What works in London might not be best in Istanbul. For instance, the former mayor of Washington DC, Austin Williams, made no bones about the fact that if a mayor wants to get things done he has to assert his authority to force it through. And he was backed up by Tony Travers of the London School of Economics, whose research was used by ex-mayor Ken Livingstone to do just that. However, that wasn’t necessarily the best message to send in Istanbul, where mayors tend to favour developments that come with a little cream to be skimmed off the top. Here, it’s the checks and balances that need to be asserted. The point was made supremely well by Harvard law professor Gerald Frug. In the quote of the conference, he said, “What about corruption? That’s another example of a public-private partnership.” He was responding to the increased privatisation of the city and arguing that the private sector has too much influence – much more than the citizens. Isn’t privatisation, he asked, just a way of avoiding democratic accountability?

Richard Sennett rounded off the conference with a similar point. The topic was how to retrofit Istanbul. Now, apparently no one likes the term “retrofitting”, but Sennett mounted a sort of defence for it, arguing that often it is better than drastic urban surgery because the latter is always performed in the interests of, and often by, big business. He cited the case of New York’s Times Square and, given the way historical neighbourhoods are being erased in Istanbul, the point applied equally well here. “[That surgery] often assumes that because decay has occurred we need a change of population,” he said. “Whereas those citizens are capable of regenerating the area themselves.”

Intellectually, the conference was certainly stimulating. Its impact on Istanbul was probably minimal, but then it’s up to the host city to take what it can from the occasion. The Urban Age does rather leave itself open to the accusation that it is a coterie of the same people travelling the world saying the same things. However, it has a healthy future.
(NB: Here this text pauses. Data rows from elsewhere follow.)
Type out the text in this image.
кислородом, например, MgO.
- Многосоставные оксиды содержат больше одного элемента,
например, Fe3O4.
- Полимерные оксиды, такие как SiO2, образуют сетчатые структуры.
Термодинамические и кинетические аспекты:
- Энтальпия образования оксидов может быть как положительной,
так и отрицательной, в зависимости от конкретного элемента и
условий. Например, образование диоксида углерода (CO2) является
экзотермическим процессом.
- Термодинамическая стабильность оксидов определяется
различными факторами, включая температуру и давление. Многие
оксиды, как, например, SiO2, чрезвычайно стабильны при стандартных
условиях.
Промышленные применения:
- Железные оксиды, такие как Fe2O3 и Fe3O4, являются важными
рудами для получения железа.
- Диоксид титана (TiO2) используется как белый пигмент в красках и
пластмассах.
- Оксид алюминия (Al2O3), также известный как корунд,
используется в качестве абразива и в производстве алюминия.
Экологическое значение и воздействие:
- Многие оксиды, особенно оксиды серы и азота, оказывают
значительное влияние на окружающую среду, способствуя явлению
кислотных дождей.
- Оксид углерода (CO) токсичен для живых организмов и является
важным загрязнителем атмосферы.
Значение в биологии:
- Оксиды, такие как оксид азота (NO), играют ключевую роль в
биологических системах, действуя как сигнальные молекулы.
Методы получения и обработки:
With a recent £5 million endowment from Deutsche Bank, it has now been institutionalised into the Urban Age school at the LSE – and these days a dedicated school of urbanism is a valuable place indeed.

Next year the conference is in Chicago. No doubt there is good work to be done in the home of the US president (whom the organisers are praying will show up in person) but you can’t help thinking that, with all of the world’s fastest growing cities located in the southern economies, Burdett should be taking his merry band to Africa.